Mental illness. Did that scare you a little? Yeah it's that category of diseases no one wants to talk about. If you have the flu people bring you chicken soup and hot tea. You get diagnosed with cancer and everyone wants to help and be supportive. Diabetes awareness, Autism awareness, breast cancer, leukemia, HIV, heart disease...the list goes on and on, everyone wants to be supportive and do fundraisers for research for a cure, better treatments, etc. I'd hate to break your heart but as long as pharmaceutical companies are making millions off it, it ain't happening. But that's a story for another day. When you say you suffer from a mental illness people look at you like you announced you have a body in the deep freezer in your garage. OMG! You have a mental illness! You're going to turn into a serial killer! *insert eye roll here* Um actually I was first diagnosed with chronic depression when I was 14 and you were never scared of me before. Oh now you are because I decided it hurts more to hide than tell the truth. Gee thanks! I've lived with this beast for 24 years. At some point, though I'm not even sure when to be honest, anxiety decided to join the party. Ya know what? I'm not the only one who hurts from it, so do others. Not just my illness but my silence on it. It's a disease of the mind, which last I checked is part of my body. It's not different than my asthma, allergies, sinus problems, low blood sugar swings...it's all a part of me. I have good days and bad, just like with the other things. Today was a bad day for depression. A really bad day. It was a chore to just take a shower.
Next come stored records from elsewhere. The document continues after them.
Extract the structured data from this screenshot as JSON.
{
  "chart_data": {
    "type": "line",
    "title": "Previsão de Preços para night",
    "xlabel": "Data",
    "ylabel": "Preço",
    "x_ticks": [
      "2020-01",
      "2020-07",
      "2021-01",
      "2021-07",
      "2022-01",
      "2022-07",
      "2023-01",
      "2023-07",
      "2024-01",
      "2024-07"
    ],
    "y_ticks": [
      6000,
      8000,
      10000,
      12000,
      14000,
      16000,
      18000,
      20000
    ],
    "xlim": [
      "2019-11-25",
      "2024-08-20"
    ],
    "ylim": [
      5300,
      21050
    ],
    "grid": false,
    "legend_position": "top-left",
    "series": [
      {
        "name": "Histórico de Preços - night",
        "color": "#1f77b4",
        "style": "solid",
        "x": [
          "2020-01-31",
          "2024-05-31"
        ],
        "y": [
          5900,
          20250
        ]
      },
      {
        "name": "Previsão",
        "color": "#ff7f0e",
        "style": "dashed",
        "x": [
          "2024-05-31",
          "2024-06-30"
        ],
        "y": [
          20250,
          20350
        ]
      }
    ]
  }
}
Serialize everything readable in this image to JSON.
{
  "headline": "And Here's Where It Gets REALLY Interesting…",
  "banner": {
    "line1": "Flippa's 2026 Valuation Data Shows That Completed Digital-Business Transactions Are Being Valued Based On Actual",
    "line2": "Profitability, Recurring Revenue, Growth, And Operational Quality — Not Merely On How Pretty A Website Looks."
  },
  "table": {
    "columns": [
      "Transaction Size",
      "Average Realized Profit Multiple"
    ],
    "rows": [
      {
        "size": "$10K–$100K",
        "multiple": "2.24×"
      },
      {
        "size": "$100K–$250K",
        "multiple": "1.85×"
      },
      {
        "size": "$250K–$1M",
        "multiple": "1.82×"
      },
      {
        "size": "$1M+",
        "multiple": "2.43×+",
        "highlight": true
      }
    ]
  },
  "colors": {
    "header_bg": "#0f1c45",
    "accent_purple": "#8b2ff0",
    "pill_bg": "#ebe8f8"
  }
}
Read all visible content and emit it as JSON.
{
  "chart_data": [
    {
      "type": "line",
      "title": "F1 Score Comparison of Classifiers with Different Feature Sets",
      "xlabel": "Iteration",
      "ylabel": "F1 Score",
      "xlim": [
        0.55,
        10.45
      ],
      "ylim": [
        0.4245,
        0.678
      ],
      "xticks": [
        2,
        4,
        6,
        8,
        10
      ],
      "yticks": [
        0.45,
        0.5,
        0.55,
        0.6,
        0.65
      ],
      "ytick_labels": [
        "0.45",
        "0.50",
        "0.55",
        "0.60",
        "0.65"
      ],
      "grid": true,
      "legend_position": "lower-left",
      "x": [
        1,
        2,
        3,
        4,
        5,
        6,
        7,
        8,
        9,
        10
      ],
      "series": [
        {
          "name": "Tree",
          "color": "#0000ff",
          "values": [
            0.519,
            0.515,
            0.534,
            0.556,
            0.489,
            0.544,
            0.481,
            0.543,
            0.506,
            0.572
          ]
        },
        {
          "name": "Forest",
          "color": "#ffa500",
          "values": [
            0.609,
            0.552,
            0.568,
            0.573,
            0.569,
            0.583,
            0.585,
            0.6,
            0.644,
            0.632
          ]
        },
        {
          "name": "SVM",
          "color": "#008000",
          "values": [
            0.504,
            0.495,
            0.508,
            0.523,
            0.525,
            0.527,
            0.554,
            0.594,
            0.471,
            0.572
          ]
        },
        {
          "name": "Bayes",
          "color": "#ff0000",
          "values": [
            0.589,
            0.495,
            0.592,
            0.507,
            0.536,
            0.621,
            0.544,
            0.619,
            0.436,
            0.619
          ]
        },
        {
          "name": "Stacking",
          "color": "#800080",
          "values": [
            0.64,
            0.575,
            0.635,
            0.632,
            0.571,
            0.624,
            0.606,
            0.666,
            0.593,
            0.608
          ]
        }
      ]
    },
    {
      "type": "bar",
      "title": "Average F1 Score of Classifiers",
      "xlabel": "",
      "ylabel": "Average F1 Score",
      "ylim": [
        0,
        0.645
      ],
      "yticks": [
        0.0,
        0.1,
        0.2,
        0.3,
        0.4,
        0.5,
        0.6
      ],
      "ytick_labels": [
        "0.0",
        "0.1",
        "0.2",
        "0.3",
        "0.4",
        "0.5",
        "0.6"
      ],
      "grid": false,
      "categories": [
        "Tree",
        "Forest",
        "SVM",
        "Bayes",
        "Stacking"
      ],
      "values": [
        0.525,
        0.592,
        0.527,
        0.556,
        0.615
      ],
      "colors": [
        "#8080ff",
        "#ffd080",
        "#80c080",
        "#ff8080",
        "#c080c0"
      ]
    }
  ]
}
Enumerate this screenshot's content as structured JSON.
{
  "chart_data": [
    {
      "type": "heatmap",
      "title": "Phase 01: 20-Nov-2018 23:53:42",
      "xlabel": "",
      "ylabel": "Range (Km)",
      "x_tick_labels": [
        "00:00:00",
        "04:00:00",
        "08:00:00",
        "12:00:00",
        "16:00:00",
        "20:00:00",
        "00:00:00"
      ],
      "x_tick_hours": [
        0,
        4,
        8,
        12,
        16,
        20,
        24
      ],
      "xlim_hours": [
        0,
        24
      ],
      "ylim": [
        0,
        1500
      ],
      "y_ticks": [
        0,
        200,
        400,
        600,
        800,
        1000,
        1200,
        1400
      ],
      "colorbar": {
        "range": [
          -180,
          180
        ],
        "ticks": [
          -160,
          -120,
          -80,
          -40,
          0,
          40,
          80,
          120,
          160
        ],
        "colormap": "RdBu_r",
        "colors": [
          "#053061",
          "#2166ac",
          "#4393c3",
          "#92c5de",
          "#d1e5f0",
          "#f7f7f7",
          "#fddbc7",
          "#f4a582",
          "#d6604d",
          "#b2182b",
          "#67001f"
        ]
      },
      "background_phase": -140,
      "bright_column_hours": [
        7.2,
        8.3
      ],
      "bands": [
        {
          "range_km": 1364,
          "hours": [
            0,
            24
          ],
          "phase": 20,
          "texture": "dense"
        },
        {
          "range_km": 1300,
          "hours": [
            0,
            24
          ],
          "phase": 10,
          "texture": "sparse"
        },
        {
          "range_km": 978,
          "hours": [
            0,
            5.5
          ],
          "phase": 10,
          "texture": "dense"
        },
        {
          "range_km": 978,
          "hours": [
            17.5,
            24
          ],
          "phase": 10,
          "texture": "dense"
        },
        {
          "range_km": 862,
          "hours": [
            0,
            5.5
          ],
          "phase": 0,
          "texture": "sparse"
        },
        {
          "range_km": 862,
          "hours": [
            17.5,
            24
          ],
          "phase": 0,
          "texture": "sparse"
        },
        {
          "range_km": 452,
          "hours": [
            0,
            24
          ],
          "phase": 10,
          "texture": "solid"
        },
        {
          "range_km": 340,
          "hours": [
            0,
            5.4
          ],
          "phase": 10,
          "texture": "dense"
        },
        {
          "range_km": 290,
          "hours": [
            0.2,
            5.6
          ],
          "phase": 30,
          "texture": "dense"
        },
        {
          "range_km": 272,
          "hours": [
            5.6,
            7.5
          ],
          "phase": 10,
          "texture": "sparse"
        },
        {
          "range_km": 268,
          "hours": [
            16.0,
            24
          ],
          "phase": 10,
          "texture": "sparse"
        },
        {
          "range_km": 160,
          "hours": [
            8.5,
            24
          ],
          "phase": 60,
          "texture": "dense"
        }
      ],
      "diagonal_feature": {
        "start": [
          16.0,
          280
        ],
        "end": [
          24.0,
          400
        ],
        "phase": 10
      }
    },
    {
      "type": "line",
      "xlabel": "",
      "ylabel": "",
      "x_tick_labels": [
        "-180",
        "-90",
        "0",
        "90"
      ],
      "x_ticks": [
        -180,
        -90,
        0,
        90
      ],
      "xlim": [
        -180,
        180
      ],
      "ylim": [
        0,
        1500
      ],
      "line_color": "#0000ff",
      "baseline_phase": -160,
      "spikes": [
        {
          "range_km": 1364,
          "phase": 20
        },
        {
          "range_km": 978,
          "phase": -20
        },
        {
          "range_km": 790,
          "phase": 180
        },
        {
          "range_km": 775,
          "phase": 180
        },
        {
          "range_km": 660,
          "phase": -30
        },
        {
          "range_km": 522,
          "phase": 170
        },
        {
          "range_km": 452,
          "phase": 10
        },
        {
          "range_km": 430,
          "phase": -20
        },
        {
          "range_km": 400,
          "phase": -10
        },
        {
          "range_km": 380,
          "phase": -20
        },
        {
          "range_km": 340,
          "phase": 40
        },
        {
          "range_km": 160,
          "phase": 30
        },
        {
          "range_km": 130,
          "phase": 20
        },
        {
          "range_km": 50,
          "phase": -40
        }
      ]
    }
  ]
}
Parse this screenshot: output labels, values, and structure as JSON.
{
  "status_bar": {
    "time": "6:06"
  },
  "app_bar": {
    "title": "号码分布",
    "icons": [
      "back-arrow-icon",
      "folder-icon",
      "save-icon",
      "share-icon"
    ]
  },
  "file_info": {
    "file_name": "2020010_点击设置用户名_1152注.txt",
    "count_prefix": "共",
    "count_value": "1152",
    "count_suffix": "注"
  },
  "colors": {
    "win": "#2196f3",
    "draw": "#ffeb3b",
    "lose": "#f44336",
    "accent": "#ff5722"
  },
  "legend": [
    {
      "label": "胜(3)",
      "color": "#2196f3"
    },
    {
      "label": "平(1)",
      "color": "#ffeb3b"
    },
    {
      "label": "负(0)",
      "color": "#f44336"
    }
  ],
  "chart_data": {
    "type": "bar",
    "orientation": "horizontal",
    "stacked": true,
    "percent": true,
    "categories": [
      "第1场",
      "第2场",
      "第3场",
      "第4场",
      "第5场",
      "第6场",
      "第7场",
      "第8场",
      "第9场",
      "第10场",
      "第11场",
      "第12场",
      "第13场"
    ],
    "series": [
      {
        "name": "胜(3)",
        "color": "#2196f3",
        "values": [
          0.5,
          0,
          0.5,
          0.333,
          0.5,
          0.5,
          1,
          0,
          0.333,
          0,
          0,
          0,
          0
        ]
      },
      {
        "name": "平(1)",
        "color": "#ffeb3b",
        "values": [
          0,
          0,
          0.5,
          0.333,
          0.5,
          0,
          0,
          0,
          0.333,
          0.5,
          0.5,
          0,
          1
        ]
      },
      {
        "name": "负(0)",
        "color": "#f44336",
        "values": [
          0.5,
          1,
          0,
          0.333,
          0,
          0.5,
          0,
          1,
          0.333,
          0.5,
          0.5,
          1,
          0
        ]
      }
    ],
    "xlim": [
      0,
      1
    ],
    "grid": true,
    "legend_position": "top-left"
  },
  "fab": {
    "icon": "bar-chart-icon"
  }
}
I went to the grocery store and I'm exhausted. Just everyday things can be exhausting some days. I wake up everyday just to battle my own mind so I can function. I don't even get the peace of a good night's sleep to strengthen me for another day. More often than not I cannot fall asleep without taking something. It's getting to the point I may have to seek a prescription sleep aid, but we'll cross that bridge when we get there. So yeah, there, I said it. I'm mentally ill. And that's ok. It doesn't make me less human.